An Egyptian Health Ministry official says 35 people have
been killed in an attack outside the headquarters of the Republican Guard in
Cairo. State TV later reported that the death toll had risen to 42.
Khaled el-Khatib said Monday that initial reports indicated
35 people were killed and 300 wounded in shooting outside the building.

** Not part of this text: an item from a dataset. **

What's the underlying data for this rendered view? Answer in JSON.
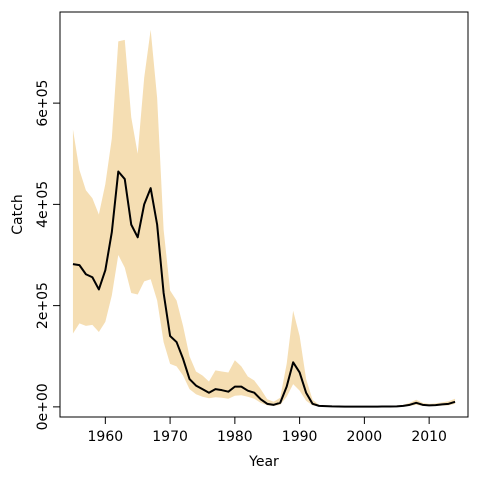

The Muslim Brotherhood are calling for an uprising across
Egypt.
The Egyptian military said "a terrorist group" had
tried to storm the building. One army officer had been killed and 40 wounded,
the military said.
Earlier, medical sources said at least 15 people were
killed, when the Muslim Brotherhood said shots were fired at supporters of
deposed President Mohamed Morsi near the military building where he is being
held.
Murad Ali of the Brotherhood's Freedom and Justice Party
said 34 Morsi supporters had been killed. He said shooting broke out in the
early morning while Islamists staged a sit-in outside the Republican Guard
barracks.
Al Jazeera's Egypt news channel broadcast footage of what
appeared to be five men killed in the violence, and medics applying
cardiopulmonary resuscitation to an unconscious man at a makeshift clinic at a
nearby pro-Morsi sit-in.
A spokesman for Morsi's Muslim Brotherhood said its members
were unarmed and were fired upon while praying outside the building.
This is the largest death toll from a single incident in
Egypt since the ouster of Hosni Mubarak in 2011.
The Islamist Al-Nour party, which backed Morsi's ouster,
called the incident a "massacre" and announced it will not take part
in any political negotiation.
On Sunday night, opponents of Egypt's deposed Islamist
President Mohamed Morsi packed Tahrir Square in the tens of thousands to show
the world his ouster was not a military coup but the reflection of the people's
will.
The Tahrir gathering was staged as a counter-demonstration
two days after Islamist rallies exploded into deadly violence, the protest
raised the stakes as the country's interim leaders struggled to put together a
new government.
As the crowds grew, wave after wave of military aircraft
skimmed over the capital, with one formation leaving behind long trails of
smoke in black, white and red – the colors of the Egyptian flag.
"We are on the street to show the world that it was a
popular revolution and not a coup that overthrew" Morsi on Wednesday, said
a beaming teacher who gave her name as Magda.